基于排列的基因检验的性质和使用基于汇总统计量的基因检验控制Ⅰ类错误。

Properties of permutation-based gene tests and controlling type 1 error using a summary statistic based gene test.

机构信息

Department of Biostatistics, Harvard School of Public Health, Boston, Massachusetts.

出版信息

BMC Genet. 2013 Nov 7;14:108. doi: 10.1186/1471-2156-14-108.

DOI:10.1186/1471-2156-14-108

PMID:24199751

原文链接:https://pmc.ncbi.nlm.nih.gov/articles/PMC3831057/

Abstract

BACKGROUND

The advent of genome-wide association studies has led to many novel disease-SNP associations, opening the door to focused study on their biological underpinnings. Because of the importance of analyzing these associations, numerous statistical methods have been devoted to them. However, fewer methods have attempted to associate entire genes or genomic regions with outcomes, which is potentially more useful knowledge from a biological perspective and those methods currently implemented are often permutation-based.

RESULTS

One property of some permutation-based tests is that their power varies as a function of whether significant markers are in regions of linkage disequilibrium (LD) or not, which we show from a theoretical perspective. We therefore develop two methods for quantifying the degree of association between a genomic region and outcome, both of whose power does not vary as a function of LD structure. One method uses dimension reduction to "filter" redundant information when significant LD exists in the region, while the other, called the summary-statistic test, controls for LD by scaling marker Z-statistics using knowledge of the correlation matrix of markers. An advantage of this latter test is that it does not require the original data, but only their Z-statistics from univariate regressions and an estimate of the correlation structure of markers, and we show how to modify the test to protect the type 1 error rate when the correlation structure of markers is misspecified. We apply these methods to sequence data of oral cleft and compare our results to previously proposed gene tests, in particular permutation-based ones. We evaluate the versatility of the modification of the summary-statistic test since the specification of correlation structure between markers can be inaccurate.

CONCLUSION

We find a significant association in the sequence data between the 8q24 region and oral cleft using our dimension reduction approach and a borderline significant association using the summary-statistic based approach. We also implement the summary-statistic test using Z-statistics from an already-published GWAS of Chronic Obstructive Pulmonary Disorder (COPD) and correlation structure obtained from HapMap.
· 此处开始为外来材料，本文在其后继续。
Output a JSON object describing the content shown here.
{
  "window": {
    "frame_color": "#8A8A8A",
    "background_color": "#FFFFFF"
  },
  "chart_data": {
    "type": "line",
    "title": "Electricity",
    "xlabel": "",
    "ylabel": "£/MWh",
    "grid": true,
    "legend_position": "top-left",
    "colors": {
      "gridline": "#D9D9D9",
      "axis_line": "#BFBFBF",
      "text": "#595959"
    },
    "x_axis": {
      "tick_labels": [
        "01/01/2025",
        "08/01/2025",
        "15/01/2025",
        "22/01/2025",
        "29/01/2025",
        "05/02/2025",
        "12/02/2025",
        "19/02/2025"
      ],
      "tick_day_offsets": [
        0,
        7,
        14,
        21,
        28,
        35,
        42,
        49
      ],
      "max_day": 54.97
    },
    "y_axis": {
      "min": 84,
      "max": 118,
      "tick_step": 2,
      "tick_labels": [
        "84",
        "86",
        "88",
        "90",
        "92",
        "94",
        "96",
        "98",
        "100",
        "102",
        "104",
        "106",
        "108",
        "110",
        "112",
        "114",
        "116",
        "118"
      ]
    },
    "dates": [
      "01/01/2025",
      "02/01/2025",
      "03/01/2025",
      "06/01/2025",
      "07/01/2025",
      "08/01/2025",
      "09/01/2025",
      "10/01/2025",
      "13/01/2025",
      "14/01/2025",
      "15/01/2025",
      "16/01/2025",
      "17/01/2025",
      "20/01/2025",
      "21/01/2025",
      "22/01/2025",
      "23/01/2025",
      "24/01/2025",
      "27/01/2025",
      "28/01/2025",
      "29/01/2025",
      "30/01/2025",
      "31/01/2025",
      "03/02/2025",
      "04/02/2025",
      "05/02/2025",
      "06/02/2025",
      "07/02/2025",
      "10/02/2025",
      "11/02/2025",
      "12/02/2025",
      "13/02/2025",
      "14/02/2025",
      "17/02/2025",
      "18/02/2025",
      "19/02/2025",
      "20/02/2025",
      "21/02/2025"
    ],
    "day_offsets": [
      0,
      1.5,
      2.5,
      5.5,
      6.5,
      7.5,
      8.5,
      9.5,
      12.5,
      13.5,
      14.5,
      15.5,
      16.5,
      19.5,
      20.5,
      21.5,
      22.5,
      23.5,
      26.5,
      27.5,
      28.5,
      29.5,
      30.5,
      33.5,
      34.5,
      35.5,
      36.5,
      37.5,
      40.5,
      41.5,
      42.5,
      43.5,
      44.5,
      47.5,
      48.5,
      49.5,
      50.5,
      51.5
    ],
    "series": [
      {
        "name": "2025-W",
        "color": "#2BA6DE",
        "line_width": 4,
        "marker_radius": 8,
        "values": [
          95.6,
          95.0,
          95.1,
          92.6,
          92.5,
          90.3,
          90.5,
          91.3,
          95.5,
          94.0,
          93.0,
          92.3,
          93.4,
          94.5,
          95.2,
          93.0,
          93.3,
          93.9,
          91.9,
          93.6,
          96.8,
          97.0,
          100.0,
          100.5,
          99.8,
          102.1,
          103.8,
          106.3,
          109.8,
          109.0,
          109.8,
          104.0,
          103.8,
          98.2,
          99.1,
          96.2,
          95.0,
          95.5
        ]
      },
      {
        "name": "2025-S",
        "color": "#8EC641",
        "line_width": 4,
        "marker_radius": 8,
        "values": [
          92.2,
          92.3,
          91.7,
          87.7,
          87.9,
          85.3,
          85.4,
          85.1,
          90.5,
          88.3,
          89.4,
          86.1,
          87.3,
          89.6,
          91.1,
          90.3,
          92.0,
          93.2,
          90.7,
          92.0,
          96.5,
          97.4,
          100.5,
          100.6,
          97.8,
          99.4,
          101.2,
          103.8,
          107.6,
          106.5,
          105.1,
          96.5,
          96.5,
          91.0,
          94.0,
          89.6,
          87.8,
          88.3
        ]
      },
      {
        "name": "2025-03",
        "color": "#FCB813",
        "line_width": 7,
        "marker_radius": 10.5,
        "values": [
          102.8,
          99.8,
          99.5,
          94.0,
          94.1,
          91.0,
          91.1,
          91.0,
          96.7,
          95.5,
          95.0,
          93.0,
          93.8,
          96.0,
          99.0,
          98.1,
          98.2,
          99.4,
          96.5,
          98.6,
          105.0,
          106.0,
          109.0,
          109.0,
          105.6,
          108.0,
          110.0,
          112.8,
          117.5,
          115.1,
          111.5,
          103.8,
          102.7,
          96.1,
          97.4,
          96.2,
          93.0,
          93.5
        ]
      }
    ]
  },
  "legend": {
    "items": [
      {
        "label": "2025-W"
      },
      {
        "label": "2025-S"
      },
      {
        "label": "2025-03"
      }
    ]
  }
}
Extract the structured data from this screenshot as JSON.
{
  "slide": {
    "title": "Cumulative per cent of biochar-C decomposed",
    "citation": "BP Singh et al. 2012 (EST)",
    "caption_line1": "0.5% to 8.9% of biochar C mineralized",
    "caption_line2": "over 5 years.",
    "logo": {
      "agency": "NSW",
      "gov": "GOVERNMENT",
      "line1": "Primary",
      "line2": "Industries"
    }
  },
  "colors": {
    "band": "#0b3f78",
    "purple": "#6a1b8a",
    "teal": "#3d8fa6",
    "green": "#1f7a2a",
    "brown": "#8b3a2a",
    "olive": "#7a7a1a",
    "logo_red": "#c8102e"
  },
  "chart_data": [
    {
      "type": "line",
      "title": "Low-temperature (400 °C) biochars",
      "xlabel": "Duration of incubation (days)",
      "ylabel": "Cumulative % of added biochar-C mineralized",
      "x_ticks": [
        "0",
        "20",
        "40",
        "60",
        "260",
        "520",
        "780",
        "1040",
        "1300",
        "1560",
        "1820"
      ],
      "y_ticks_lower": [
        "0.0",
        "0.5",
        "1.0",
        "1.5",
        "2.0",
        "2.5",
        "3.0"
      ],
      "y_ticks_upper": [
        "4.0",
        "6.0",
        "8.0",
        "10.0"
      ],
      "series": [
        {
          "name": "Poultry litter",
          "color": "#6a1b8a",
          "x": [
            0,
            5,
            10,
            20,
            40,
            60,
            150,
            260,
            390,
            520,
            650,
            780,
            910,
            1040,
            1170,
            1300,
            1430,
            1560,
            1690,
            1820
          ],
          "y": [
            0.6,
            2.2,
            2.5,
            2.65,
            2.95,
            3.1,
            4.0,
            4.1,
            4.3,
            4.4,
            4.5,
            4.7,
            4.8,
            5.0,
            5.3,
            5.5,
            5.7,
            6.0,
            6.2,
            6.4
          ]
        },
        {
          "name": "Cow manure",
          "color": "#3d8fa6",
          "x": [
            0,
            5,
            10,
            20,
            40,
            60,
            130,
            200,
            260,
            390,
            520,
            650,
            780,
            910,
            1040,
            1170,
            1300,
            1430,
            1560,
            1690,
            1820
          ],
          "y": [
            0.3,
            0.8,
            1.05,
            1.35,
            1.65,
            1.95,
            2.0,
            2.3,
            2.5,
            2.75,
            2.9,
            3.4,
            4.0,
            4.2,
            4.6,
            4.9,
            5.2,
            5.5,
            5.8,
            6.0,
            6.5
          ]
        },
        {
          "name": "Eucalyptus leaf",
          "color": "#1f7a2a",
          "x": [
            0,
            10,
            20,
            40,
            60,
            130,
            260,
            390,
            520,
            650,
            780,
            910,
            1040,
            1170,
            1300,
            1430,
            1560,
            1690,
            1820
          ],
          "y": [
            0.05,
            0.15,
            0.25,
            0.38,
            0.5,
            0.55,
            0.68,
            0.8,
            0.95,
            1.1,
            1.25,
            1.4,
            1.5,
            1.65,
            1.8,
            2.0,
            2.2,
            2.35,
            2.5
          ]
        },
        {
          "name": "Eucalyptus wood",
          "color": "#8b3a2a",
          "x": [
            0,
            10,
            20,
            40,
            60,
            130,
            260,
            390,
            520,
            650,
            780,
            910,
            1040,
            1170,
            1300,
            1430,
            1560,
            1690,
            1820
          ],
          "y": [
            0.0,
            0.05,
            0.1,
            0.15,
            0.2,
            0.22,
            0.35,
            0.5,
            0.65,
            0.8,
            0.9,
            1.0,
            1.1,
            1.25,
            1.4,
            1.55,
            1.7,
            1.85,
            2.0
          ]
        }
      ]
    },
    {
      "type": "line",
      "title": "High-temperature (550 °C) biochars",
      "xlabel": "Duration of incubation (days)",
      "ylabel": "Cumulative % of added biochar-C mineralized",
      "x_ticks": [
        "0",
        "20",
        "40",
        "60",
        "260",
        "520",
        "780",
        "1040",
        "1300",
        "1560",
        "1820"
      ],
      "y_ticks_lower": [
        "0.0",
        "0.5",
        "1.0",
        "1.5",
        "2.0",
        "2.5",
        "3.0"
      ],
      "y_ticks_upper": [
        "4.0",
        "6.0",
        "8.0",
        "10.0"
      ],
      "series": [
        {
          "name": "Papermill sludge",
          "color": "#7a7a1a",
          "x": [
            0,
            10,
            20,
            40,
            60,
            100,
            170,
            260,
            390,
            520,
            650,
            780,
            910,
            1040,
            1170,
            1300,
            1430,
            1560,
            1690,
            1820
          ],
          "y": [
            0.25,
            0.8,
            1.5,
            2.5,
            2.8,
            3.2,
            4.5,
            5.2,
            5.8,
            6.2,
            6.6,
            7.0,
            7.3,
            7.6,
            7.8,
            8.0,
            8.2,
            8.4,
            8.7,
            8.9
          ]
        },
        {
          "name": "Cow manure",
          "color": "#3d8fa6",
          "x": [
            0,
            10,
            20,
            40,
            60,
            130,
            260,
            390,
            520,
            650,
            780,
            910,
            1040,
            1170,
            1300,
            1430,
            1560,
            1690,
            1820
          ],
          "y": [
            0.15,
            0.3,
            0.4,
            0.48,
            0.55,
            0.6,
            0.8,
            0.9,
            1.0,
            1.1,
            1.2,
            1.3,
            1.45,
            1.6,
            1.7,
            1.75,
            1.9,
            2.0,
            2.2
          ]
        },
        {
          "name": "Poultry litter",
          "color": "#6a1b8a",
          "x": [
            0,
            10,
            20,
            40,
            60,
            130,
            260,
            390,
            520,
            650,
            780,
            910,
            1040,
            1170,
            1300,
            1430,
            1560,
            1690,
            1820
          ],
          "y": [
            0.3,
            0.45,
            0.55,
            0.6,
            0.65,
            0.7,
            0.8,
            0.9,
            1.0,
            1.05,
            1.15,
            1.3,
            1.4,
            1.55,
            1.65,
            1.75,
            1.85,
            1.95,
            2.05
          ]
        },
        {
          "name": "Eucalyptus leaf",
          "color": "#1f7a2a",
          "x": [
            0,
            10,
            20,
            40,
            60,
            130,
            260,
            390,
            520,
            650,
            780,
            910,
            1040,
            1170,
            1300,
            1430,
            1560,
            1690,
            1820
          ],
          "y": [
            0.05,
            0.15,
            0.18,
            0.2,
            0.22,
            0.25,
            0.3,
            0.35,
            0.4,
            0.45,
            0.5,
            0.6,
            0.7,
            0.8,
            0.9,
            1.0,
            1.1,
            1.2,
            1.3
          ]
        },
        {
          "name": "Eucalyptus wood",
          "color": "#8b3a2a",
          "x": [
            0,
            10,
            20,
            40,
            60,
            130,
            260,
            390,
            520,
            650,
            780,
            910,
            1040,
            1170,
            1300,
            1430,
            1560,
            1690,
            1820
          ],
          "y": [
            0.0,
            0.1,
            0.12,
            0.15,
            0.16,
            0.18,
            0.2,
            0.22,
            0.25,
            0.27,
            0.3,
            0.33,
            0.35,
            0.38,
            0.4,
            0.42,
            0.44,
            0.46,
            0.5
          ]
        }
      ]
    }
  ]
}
We experiment with the modification of this test because the correlation structure is assumed imperfectly known.

摘要

背景

全基因组关联研究的出现导致了许多新的疾病-SNP 关联，为研究其生物学基础开辟了道路。由于分析这些关联的重要性，许多统计方法都致力于此。然而，很少有方法试图将整个基因或基因组区域与结果联系起来，从生物学角度来看，这可能是更有用的知识，而目前实施的那些方法通常是基于排列的。

结果

从理论角度出发，我们展示了一些排列检验的一个特性，即它们的功效随显著标记是否处于连锁不平衡（LD）区域而变化。因此，我们开发了两种用于量化基因组区域与结果之间关联程度的方法，这两种方法的功效都不随 LD 结构的变化而变化。一种方法使用降维来“过滤”区域中存在显著 LD 时的冗余信息，而另一种方法，称为汇总统计检验，通过使用标记相关矩阵的知识来缩放标记 Z 统计量来控制 LD。后者检验的一个优点是它不需要原始数据，只需要它们来自单变量回归的 Z 统计量和标记相关结构的估计值，并且我们展示了如何修改检验以保护标记相关结构指定错误时的类型 1错误率。我们将这些方法应用于口腔裂的序列数据，并将我们的结果与以前提出的基因检验进行比较，特别是基于排列的检验。我们评估了汇总统计检验的修改方法的多功能性，因为标记之间的相关结构的规范可能不准确。

结论

我们使用我们的降维方法在序列数据中发现 8q24 区域与口腔裂之间存在显著关联，并且使用基于汇总统计的方法发现了边缘显著关联。我们还使用已经发表的慢性阻塞性肺疾病（COPD）全基因组关联研究的 Z 统计量和从 HapMap 获得的相关结构来实施汇总统计检验。我们尝试修改该检验，因为相关结构被假定为不完全已知。

相似文献

Properties of permutation-based gene tests and controlling type 1 error using a summary statistic based gene test.基于排列的基因检验的性质和使用基于汇总统计量的基因检验控制Ⅰ类错误。

BMC Genet. 2013 Nov 7;14:108. doi: 10.1186/1471-2156-14-108.

Performance of a blockwise approach in variable selection using linkage disequilibrium information.使用连锁不平衡信息进行变量选择时的分块方法性能。

BMC Bioinformatics. 2015 May 8;16:148. doi: 10.1186/s12859-015-0556-6.

DOT: Gene-set analysis by combining decorrelated association statistics.基因集分析通过结合去相关关联统计。

PLoS Comput Biol. 2020 Apr 14;16(4):e1007819. doi: 10.1371/journal.pcbi.1007819. eCollection 2020 Apr.

An approach to gene-based testing accounting for dependence of tests among nearby genes.一种基于基因的测试方法，该方法考虑了附近基因之间测试的相关性。

Brief Bioinform. 2021 Nov 5;22(6). doi: 10.1093/bib/bbab329.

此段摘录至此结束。